Protecting ourselves from food borne illnesses
- Practice and prioritize safe food handling and preparation. Food safety basics, such as never using the same knife to cut vegetables that were used to cut raw meat; always using different cutting boards for vegetables and raw meat; and to wash your hands before and after handling food are safe practices.
- Purchase an instant read thermometer and use it for EVERYTHING, including foods that have been precooked such as breakfast sausage and frozen meals, and even leftovers. All frozen foods and leftovers should be warmed to an internal temperature of at least 165 degrees to ensure safe consumption. Remember the recall of Amy’s Organic frozen meals in 2015, and the recall of select frozen vegetables that happened in 2016, both for concerns over Listeria contamination? These are definitely not items that appear on the “high risk” list of foods that harbor bacteria, but it happens and it’s always better to be safe than sorry.
- Always wash fresh produce really well, even items that you wouldn’t think needed to be washed, such as avocados, oranges, watermelon, cantaloupe, etc.. If you do not wash these items prior to cutting them, you could transfer bacteria from the outside of the fruit to the vulnerable inside of the fruit from the knife you used to cut it. The deadliest food borne illness outbreak since 1924 was in 2011 from cantaloupe that was contaminated with Listeria, leaving around three dozen people dead and more than 125 people becoming ill.

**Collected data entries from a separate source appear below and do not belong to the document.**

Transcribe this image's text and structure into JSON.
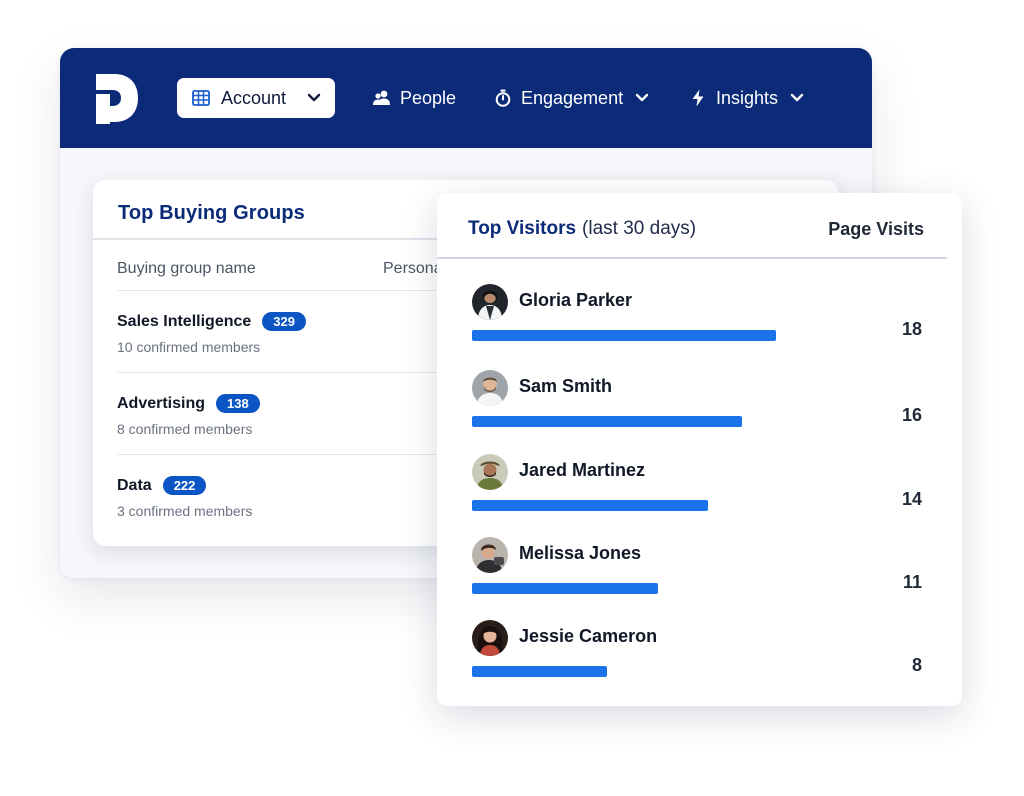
{
  "nav": {
    "account_label": "Account",
    "people_label": "People",
    "engagement_label": "Engagement",
    "insights_label": "Insights",
    "accent_color": "#0b2a78",
    "icons": [
      "building-icon",
      "people-icon",
      "stopwatch-icon",
      "lightning-icon",
      "chevron-down-icon"
    ]
  },
  "buying_groups": {
    "title": "Top Buying Groups",
    "col_name": "Buying group name",
    "col_persona": "Persona",
    "rows": [
      {
        "name": "Sales Intelligence",
        "count": "329",
        "members": "10 confirmed members"
      },
      {
        "name": "Advertising",
        "count": "138",
        "members": "8 confirmed members"
      },
      {
        "name": "Data",
        "count": "222",
        "members": "3 confirmed members"
      }
    ]
  },
  "top_visitors": {
    "title": "Top Visitors",
    "subtitle": "(last 30 days)",
    "col_visits": "Page Visits",
    "bar_color": "#1a73e8",
    "max_visits": 18,
    "visitors": [
      {
        "name": "Gloria Parker",
        "visits": 18,
        "visits_label": "18"
      },
      {
        "name": "Sam Smith",
        "visits": 16,
        "visits_label": "16"
      },
      {
        "name": "Jared Martinez",
        "visits": 14,
        "visits_label": "14"
      },
      {
        "name": "Melissa Jones",
        "visits": 11,
        "visits_label": "11"
      },
      {
        "name": "Jessie Cameron",
        "visits": 8,
        "visits_label": "8"
      }
    ]
  }
}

- Do not wash your fruit in the plastic container or bag it came in. Transfer the fruit that you’re eating at that serving into a colander and wash well.
- Always use a food thermometer to check the temperature of meats. Don’t rely on the good ole “well if it isn’t pink in the middle” or “if the juices run out white” it’s cooked methodology. Ground beef, one of the dirtiest types of meats consumed, can look fully cooked, when in fact it isn’t. Always double check the internal temperature with a food thermometer. As advised by the United States Department of Agriculture, “cook food until the thermometer shows an internal temperature of 160 °F for hamburger, pork, and egg dishes; 145 °F for beef, veal, and lamb steaks and roasts; and 165 °F for all poultry” (United States Department of Agriculture, 2017).
- Once you clean a dish that had raw meat on it, do not use the same sponge on any other dish. Throw it away. Sponges can easily harbor and transmit bacteria.
- Discard food that has been sitting out for “more than two hours, or over an hour if the temperature is over 90 degrees” (United States Department of Agriculture, 2017). This especially goes for those made with cold ingredients such as slaws and pasta salads that are frequently served at cookouts. If colder items are being served, they should be stored on a bed of ice to keep the contents cold.
- Do not eat leftovers more than three to four days old.
- Always put raw meat purchased from the store in a plastic bag (generally provided in the meat department) and do not bag it with other groceries, this helps prevents cross-contamination.
- Do not consume food after it’s “sell by” or “use by” dates.
- Use paper towels to clean kitchen surfaces, instead of dish towels. If you use dishtowels, wash them in hot water separately from other laundry items.
- Wash your food thermometer after each use. If you check the temperature of the food and it has not yet reached the correct temperature, wash your food thermometer before placing it back in the food to recheck the temperature.
- Never wash raw meat under water before preparing, as the juices can splatter and contaminate other surfaces and utensils.
- Stay up-to-date on the safety of your foods by subscribing to foodsafety.gov recall alerts, https://www.foodsafety.gov/recalls/alerts/
For additional information and a surplus of helpful fact sheets, please visit https://www.fsis.usda.gov/wps/portal/fsis/topics/food-safety-education/get-answers/food-safety-fact-sheets/safe-food-handling
Here is a great resource to learn more about common foodborne bacteria, Foodsafety.gov
I truly believe that we can all benefit from safer food handling and preparation. Knowledge is power! Happy and safe eating!